When the Washington Council on International Trade was laying out its 2012 Policy Priorities back in October 2011, which I shared in a January Crosscut article, I didn’t include Congressional reauthorization of the Export-Import Bank of the United States as a major issue. This omission wasn’t because the Export-Import Bank of the United States is not a vital tool for Washington companies, large and small, to finance their international trade activities; it very much is.
The reason I did not highlight Ex-Im Bank reauthorization as a 2012 issue: I assumed it was non-controversial and would be taken care of in Congress’ 2011 year-end budget package. Instead, it was only extended until May 31, and there is growing resistance from certain members of Congress against a full reauthorization. You know what they say about 'u,' 'me,' and assuming.

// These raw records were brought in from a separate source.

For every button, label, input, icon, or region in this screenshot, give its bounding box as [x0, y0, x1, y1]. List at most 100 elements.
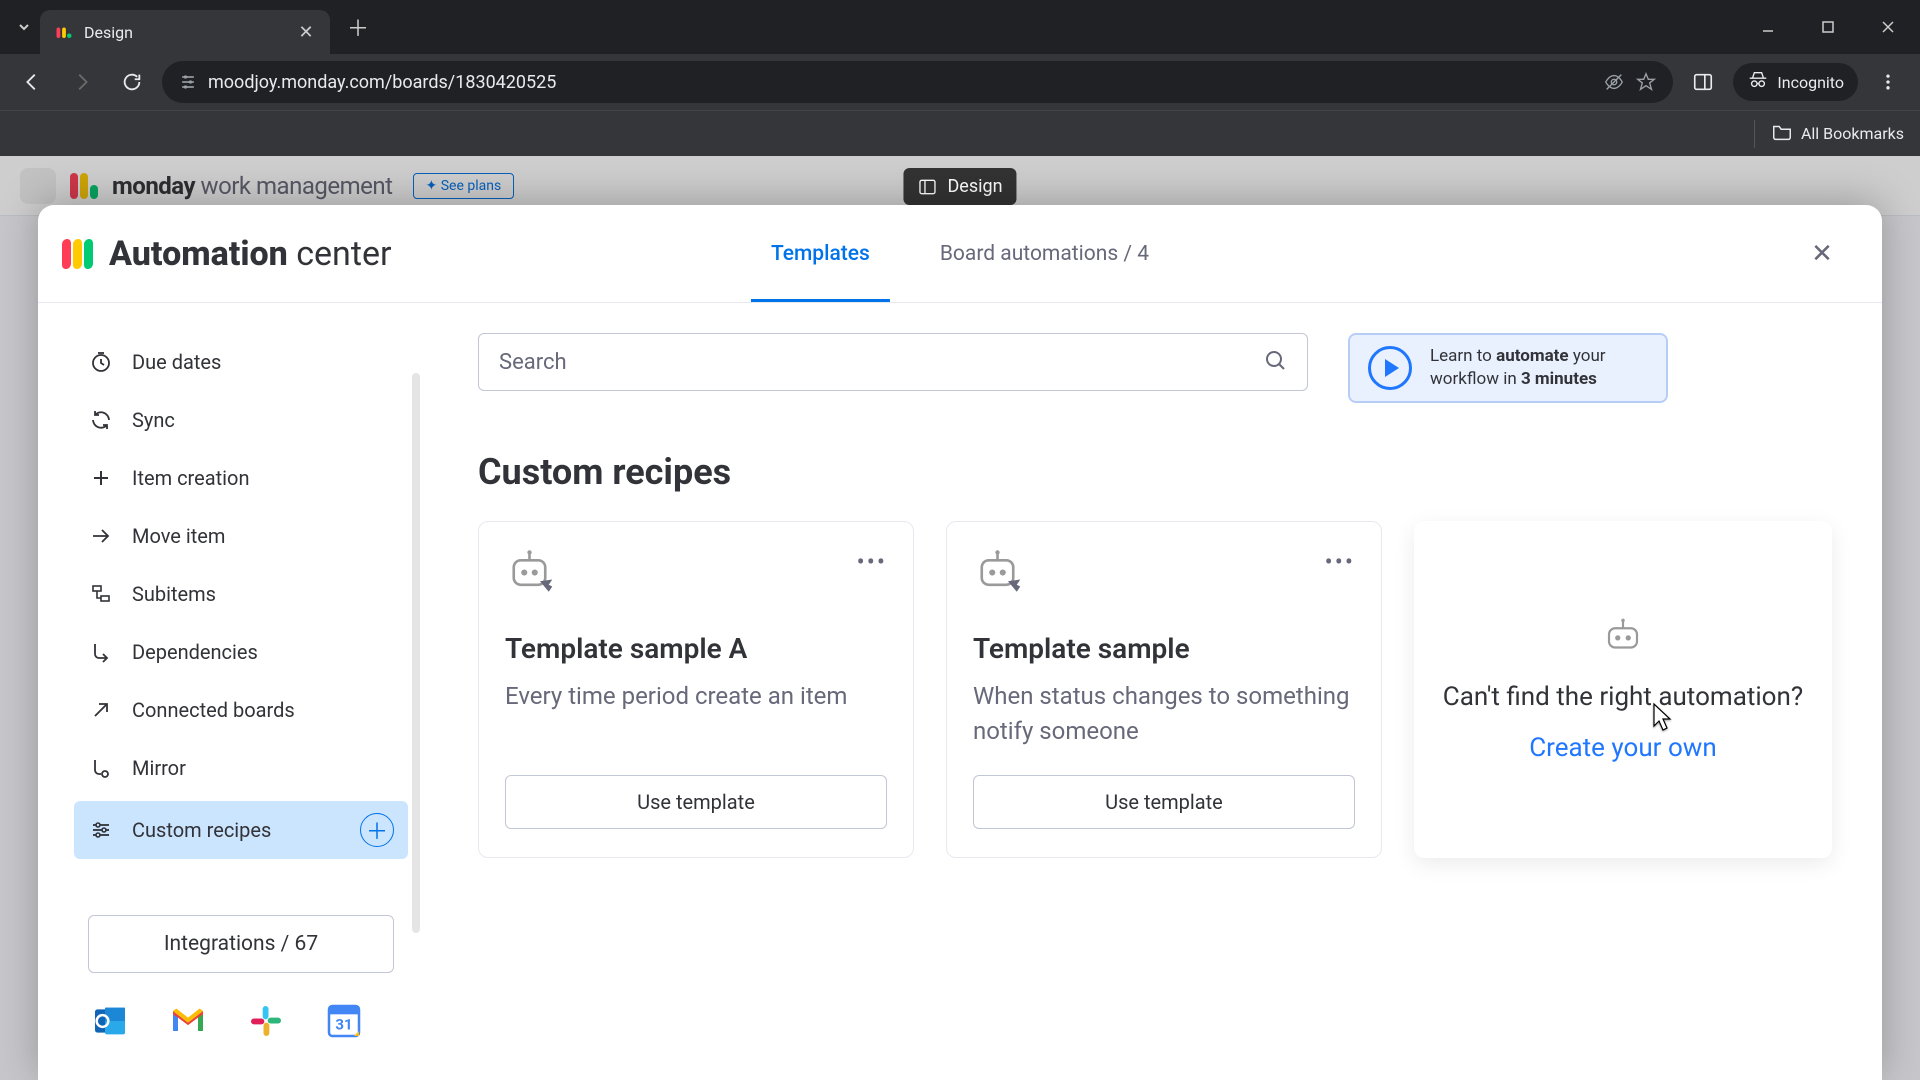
- incognito-icon: [1747, 69, 1769, 95]
- recipe-card: ••• Template sample A Every time period …: [478, 521, 914, 858]
- tab-search-dropdown[interactable]: [8, 11, 40, 43]
- card-description: Every time period create an item: [505, 679, 887, 751]
- side-panel-icon[interactable]: [1683, 62, 1723, 102]
- recipe-cards: ••• Template sample A Every time period …: [478, 521, 1832, 858]
- create-own-card[interactable]: Can't find the right automation? Create …: [1414, 521, 1832, 858]
- subitems-icon: [88, 581, 114, 607]
- incognito-label: Incognito: [1777, 73, 1844, 92]
- card-title: Template sample: [973, 632, 1355, 665]
- tab-templates[interactable]: Templates: [771, 205, 870, 302]
- mirror-icon: [88, 755, 114, 781]
- forward-button[interactable]: [62, 62, 102, 102]
- tab-favicon: [54, 22, 74, 42]
- create-question: Can't find the right automation?: [1443, 680, 1803, 715]
- section-title: Custom recipes: [478, 451, 1832, 493]
- back-button[interactable]: [12, 62, 52, 102]
- sidebar-item-label: Connected boards: [132, 698, 295, 722]
- card-menu-icon[interactable]: •••: [857, 548, 887, 576]
- tab-board-automations[interactable]: Board automations / 4: [940, 205, 1149, 302]
- integrations-button[interactable]: Integrations / 67: [88, 915, 394, 973]
- sidebar-item-label: Sync: [132, 408, 175, 432]
- google-calendar-icon[interactable]: 31: [322, 999, 366, 1043]
- slack-icon[interactable]: [244, 999, 288, 1043]
- use-template-button[interactable]: Use template: [973, 775, 1355, 829]
- url-box[interactable]: moodjoy.monday.com/boards/1830420525: [162, 61, 1673, 103]
- sliders-icon: [88, 817, 114, 843]
- recipe-card: ••• Template sample When status changes …: [946, 521, 1382, 858]
- url-text: moodjoy.monday.com/boards/1830420525: [208, 72, 1593, 93]
- folder-icon: [1771, 121, 1793, 147]
- browser-menu-icon[interactable]: [1868, 62, 1908, 102]
- dependencies-icon: [88, 639, 114, 665]
- all-bookmarks-label[interactable]: All Bookmarks: [1801, 124, 1904, 143]
- svg-text:31: 31: [335, 1015, 352, 1033]
- sidebar-scrollbar[interactable]: [412, 373, 420, 933]
- integration-icons: 31: [74, 973, 408, 1069]
- separator: [1754, 120, 1755, 148]
- create-your-own-link[interactable]: Create your own: [1529, 733, 1716, 763]
- add-custom-recipe-button[interactable]: ＋: [360, 813, 394, 847]
- sidebar-item-label: Move item: [132, 524, 225, 548]
- sidebar: Due dates Sync Item creation Move item S…: [38, 303, 428, 1080]
- plus-icon: [88, 465, 114, 491]
- learn-card[interactable]: Learn to automate your workflow in 3 min…: [1348, 333, 1668, 403]
- gmail-icon[interactable]: [166, 999, 210, 1043]
- incognito-badge[interactable]: Incognito: [1733, 63, 1858, 101]
- automation-center-modal: Automation center Templates Board automa…: [38, 205, 1882, 1080]
- sidebar-item-subitems[interactable]: Subitems: [74, 569, 408, 619]
- sidebar-item-label: Dependencies: [132, 640, 258, 664]
- card-title: Template sample A: [505, 632, 887, 665]
- tab-title: Design: [84, 23, 286, 42]
- card-menu-icon[interactable]: •••: [1325, 548, 1355, 576]
- robot-icon: [1602, 616, 1644, 658]
- modal-header: Automation center Templates Board automa…: [38, 205, 1882, 303]
- browser-tab[interactable]: Design ✕: [40, 10, 330, 54]
- close-window-button[interactable]: [1864, 7, 1912, 47]
- search-icon[interactable]: [1263, 348, 1287, 376]
- maximize-button[interactable]: [1804, 7, 1852, 47]
- sidebar-item-sync[interactable]: Sync: [74, 395, 408, 445]
- site-settings-icon[interactable]: [178, 72, 198, 92]
- sync-icon: [88, 407, 114, 433]
- sidebar-item-label: Due dates: [132, 350, 221, 374]
- reload-button[interactable]: [112, 62, 152, 102]
- arrow-up-right-icon: [88, 697, 114, 723]
- bookmarks-bar: All Bookmarks: [0, 110, 1920, 156]
- use-template-button[interactable]: Use template: [505, 775, 887, 829]
- address-bar: moodjoy.monday.com/boards/1830420525 Inc…: [0, 54, 1920, 110]
- board-tooltip: Design: [903, 168, 1016, 205]
- sidebar-item-item-creation[interactable]: Item creation: [74, 453, 408, 503]
- bookmark-star-icon[interactable]: [1635, 71, 1657, 93]
- search-input[interactable]: [499, 350, 1263, 375]
- search-box[interactable]: [478, 333, 1308, 391]
- sidebar-item-move-item[interactable]: Move item: [74, 511, 408, 561]
- modal-title: Automation center: [109, 234, 392, 274]
- monday-logo-icon: [62, 239, 93, 269]
- clock-icon: [88, 349, 114, 375]
- tab-bar: Design ✕ ＋: [0, 0, 1920, 54]
- robot-icon: [505, 548, 561, 604]
- sidebar-item-label: Mirror: [132, 756, 186, 780]
- sidebar-item-label: Item creation: [132, 466, 250, 490]
- outlook-icon[interactable]: [88, 999, 132, 1043]
- main-content: Learn to automate your workflow in 3 min…: [428, 303, 1882, 1080]
- learn-text: Learn to automate your workflow in 3 min…: [1430, 345, 1606, 391]
- play-icon: [1368, 346, 1412, 390]
- sidebar-item-dependencies[interactable]: Dependencies: [74, 627, 408, 677]
- close-icon[interactable]: ✕: [1802, 234, 1842, 274]
- arrow-right-icon: [88, 523, 114, 549]
- new-tab-button[interactable]: ＋: [340, 9, 376, 45]
- sidebar-item-custom-recipes[interactable]: Custom recipes ＋: [74, 801, 408, 859]
- sidebar-item-label: Custom recipes: [132, 818, 271, 842]
- sidebar-item-label: Subitems: [132, 582, 216, 606]
- sidebar-item-due-dates[interactable]: Due dates: [74, 337, 408, 387]
- browser-chrome: Design ✕ ＋ moodjoy.monday.com/boards/183…: [0, 0, 1920, 156]
- minimize-button[interactable]: [1744, 7, 1792, 47]
- sidebar-item-connected-boards[interactable]: Connected boards: [74, 685, 408, 735]
- eye-off-icon[interactable]: [1603, 71, 1625, 93]
- robot-icon: [973, 548, 1029, 604]
- window-controls: [1744, 7, 1912, 47]
- card-description: When status changes to something notify …: [973, 679, 1355, 751]
- sidebar-item-mirror[interactable]: Mirror: [74, 743, 408, 793]
- tab-close-icon[interactable]: ✕: [296, 22, 316, 43]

Some quick background: The Ex-Im Bank is a self-sustaining federal agency that assists in financing the export of U.S. goods and services to international markets. In the five years since Congress last reauthorized the Bank’s operations, it has returned about $3.4 billion to the U.S. Treasury above and beyond the cost of its operations. For the fiscal year ending on September 30, 2011, Ex-Im Bank supported $40.6 billion worth of U.S. exports at more than 3,600 U.S. companies, helping to create or sustain an estimated 290,000 export-related U.S. jobs.
Ex-Im Bank is particularly critical for Washington state businesses, where — in 2011 alone — Ex-Im Bank lent more than $7 billion to 74 companies, including 56 small businesses. Ex-Im Bank’s support extended to exporters as diverse as the Boeing Company (aerospace), Chateau Ste. Michelle (wine), Halosource (global health), Outback Power (clean technology), and Valley Grain (agriculture), and it supported businesses in every single Congressional district in Washington state.
So why would a self-sustaining, federal deficit-reducing agency face any resistance, you ask? There are two reasons. First, at the end of last year the Export-Import Bank was sued by Airlines for America (A4A), formerly known as the Air Transport Association — the trade association for the largest U.S. airlines — over $3.4 billion in loan guarantees to support the sale of 30 Boeing aircraft to Air India. The suit claimed that the loan favored foreign competitors over domestic carriers, because the foreign companies have access to cheaper capital to finance their aircraft purchases.
Second is resistance from those who would prefer that the federal government not be engaged in any private sector activity. “The Export-Import Bank is a prime example of corporate welfare that should have been eliminated years ago,” said a recent press release from the conservative Club for Growth, in which they announced that Export-Import Bank reauthorization would be counted as a "Key Vote" in their 2012 Congressional Scorecard.
Let’s take these two objections one-by one. The idea that loans to foreign airlines constitute bad public policy ignores the tens of thousands of aerospace jobs in this country that are entirely dependent on foreign airline purchases. Approximately 75 percent of Boeing airplanes being assembled in Washington state are destined for international customers, which means that a majority of Boeing jobs — and the jobs at Boeing supplier companies — wouldn’t exist without loans to foreign companies like Air India.
In fact, Boeing and its customers are the largest users of the Ex-Im Bank. In fiscal year 2010, air transportation loans accounted for 47 percent of total outstanding loans. By the way, nothing against the good folks at the A4A, but it is revealing that United, Continental, American, FedEx, and UPS all opted out of their trade association’s lawsuit.
The “government shouldn’t compete with the private sector” argument is even easier to refute. In many cases, the trade finance that Ex-Im Bank supplies would not have been available from the private sector — either because of the lack of free-flowing capital in our current economic downturn, or because banks often shy away from export financing, finding it too complicated or risky. Second, the Ex-Im Bank actually partners with the private sector to provide these loans.
The idea that Congress would fail to reauthorize the Ex-Im Bank is devastating to all of us trying to promote exports as a path to job creation and prosperity. President Obama’s National Export Initiative goal of doubling exports by 2014 — and Governor Gregoire’s commensurate Washington Export Initiative — would be dead on the vine without the bank.
Meanwhile, U.S. companies would be stuck competing on an uneven international playing field; the United States already trails countries like Brazil, Canada, China, Germany, France, India, and Italy in official export credit volumes as a share of each country’s national economy. In fact, according to the Information Technology & Innovation Foundation, export credit banks in Brazil and China provided 10 times more financing to their exporters as a share of GDP in 2010 than the Ex-Im Bank did for American exporters. Even the export credit agency of Canada — which has an economy about one-eighth our size — does more lending volume.
For our part, the Washington Council on International Trade has been leading the charge on behalf of Washington businesses on the issue. Last year, we submitted a letter signed by businesses across the state in support of Ex-Im Bank reauthorization, and we’re continuing to work with our Congressional delegation to build support for its passage.
In this political environment, even legislation that has bipartisan appeal is uncertain, but hopefully Congress will make sure that we don’t cut off financing for the largest source of our economic recovery. At the very least, I’m no longer going to assume that they’ll take care of it.